Are Contactless Payments and the Contactless Cards secure?
The specific feature of “Contactless Cards”, enable the aspect of not handing over the card to the PoS Operator. Also, the Card Details that is printed on the Card can be masked, and is not required to be seen by the handler. The card is not subjected to physical scanning by insertion, hence enabling security, especially cloning attempts.
During Pandemic, the card turned out to be a boon, especially when the handling was restricted and was only to be touched by the owner. This then ensured that any virus or infection is not accumulated of transported, thereby increasing the chances safety against transmission and infection.
The threat to these “Contactless Cards” should not be also neglected. There have been crimes where criminals have used PoS or Reader Machines on bags or back-pockets to carry out a ‘Consent less’ reading and enabling a transaction (as this does not require punching of a PIN).
The Reserve of India (RBI) has recently announced that in the contactless transaction limit be maintained at Rs 5,000 on each transaction as a capping, to avoid large losses to card holders. Yet there is no limit on the number of transactions. The “Contactless Cards” also come with its advantages and disadvantages. The chances of crime or scams through Contactless Cards, cannot be ruled-out.
3 Ways to Protect Yourself Against Contactless Payment Crimes and Scams
- Where you store and physical security of the Cards: The Storage of the Card and the Handling of the “Contactless Cards” need to be done with caution. The fact that the card comes in contact with PoS without consent is a threat. Malicious intent of bringing a PoS Machine to a Card held in a bag or a wallet or pocket, is a matter of concern. Also, that the “Contactless Cards” transaction can be completed without punching a PIN, is also a matter of concern. The Card does provide a lot of convenience, but it also has its own risks.
- Invest in a RFID-Blocking Wallet: The Contactless Cards also need to be protected from ‘Consentless Card Reading’. There are Carry Pouches and Bags which perform blocking of the Card from being read over WiFi of the RFID. One can purchase them and carry their card in them. The usage of the card can only be done, when the Card is out of the RFID-Blocking container.

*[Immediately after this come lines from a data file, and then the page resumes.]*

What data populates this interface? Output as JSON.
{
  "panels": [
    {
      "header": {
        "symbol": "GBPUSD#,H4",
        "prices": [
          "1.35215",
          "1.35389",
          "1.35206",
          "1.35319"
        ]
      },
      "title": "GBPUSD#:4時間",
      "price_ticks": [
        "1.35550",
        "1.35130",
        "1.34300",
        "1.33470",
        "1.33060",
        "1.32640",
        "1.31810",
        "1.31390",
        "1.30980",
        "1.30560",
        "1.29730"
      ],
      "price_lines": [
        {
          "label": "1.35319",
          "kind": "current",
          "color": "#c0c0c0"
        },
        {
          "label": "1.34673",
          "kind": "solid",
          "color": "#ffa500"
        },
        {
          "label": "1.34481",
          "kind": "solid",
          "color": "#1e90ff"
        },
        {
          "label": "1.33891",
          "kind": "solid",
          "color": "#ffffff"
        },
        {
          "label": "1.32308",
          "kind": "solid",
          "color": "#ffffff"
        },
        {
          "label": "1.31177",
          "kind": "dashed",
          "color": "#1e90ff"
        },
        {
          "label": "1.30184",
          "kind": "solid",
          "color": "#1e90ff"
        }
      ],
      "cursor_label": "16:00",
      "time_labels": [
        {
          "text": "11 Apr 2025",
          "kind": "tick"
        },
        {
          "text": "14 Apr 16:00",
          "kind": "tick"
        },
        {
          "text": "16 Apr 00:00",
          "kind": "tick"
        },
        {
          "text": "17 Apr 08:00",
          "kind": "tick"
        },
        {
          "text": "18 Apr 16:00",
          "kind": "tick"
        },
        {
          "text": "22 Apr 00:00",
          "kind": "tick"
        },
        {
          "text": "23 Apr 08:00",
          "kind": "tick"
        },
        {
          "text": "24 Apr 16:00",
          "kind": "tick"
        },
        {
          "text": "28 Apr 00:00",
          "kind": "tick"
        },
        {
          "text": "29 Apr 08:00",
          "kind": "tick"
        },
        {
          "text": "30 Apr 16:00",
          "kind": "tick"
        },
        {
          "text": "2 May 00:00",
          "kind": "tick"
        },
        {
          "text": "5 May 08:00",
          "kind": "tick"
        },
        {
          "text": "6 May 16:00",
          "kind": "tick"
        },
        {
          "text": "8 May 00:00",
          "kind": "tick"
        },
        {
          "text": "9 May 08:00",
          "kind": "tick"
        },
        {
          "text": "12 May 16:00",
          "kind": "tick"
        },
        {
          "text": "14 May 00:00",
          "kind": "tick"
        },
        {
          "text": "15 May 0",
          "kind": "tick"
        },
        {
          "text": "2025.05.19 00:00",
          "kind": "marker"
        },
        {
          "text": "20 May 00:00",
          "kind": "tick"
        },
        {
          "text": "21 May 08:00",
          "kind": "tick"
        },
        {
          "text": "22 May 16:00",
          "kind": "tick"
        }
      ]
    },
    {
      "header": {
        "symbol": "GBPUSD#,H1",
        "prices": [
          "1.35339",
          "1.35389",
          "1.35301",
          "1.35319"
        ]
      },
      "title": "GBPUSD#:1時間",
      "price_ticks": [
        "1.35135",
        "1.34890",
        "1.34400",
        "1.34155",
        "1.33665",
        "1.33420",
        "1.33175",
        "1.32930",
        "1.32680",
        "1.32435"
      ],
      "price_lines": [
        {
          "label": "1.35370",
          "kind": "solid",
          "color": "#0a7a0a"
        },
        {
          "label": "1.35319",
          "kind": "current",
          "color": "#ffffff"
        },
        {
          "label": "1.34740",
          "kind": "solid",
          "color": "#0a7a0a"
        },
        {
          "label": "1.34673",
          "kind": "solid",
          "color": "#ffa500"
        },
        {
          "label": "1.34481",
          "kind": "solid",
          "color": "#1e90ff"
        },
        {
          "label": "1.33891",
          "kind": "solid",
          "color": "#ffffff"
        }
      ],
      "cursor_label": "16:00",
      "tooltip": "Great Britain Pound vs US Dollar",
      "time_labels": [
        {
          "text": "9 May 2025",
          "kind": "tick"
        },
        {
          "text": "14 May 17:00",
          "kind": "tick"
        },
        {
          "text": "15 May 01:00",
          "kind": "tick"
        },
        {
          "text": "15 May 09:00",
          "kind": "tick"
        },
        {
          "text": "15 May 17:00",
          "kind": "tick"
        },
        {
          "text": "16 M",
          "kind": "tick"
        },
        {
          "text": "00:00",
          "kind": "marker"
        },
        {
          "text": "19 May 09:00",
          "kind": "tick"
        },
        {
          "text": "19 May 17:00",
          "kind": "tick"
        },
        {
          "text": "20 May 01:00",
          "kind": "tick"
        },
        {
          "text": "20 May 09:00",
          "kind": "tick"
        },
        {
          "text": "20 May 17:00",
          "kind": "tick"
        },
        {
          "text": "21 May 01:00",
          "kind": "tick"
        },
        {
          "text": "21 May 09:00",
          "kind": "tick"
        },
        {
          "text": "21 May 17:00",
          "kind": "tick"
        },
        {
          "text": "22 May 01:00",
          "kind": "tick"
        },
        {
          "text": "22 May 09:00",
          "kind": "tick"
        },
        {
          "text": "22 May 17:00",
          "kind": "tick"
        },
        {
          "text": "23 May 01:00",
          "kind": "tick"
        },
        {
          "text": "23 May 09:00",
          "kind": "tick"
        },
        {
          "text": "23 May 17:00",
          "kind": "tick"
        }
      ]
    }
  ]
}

- Use the Banking App that allows management of the Contactless feature: A ‘Contactless Card’ issued by a Bank, should also be provided and managed through a Bank Provided App (for Mobiles). Insist on an App from your Card Provider, that allows you to manage the “Contactless Cards” features; like ‘setting of monitory limit per transaction’ or ‘disabling of the WiFi’ or ‘allowing management of limit on the WiFi based transaction’, etc.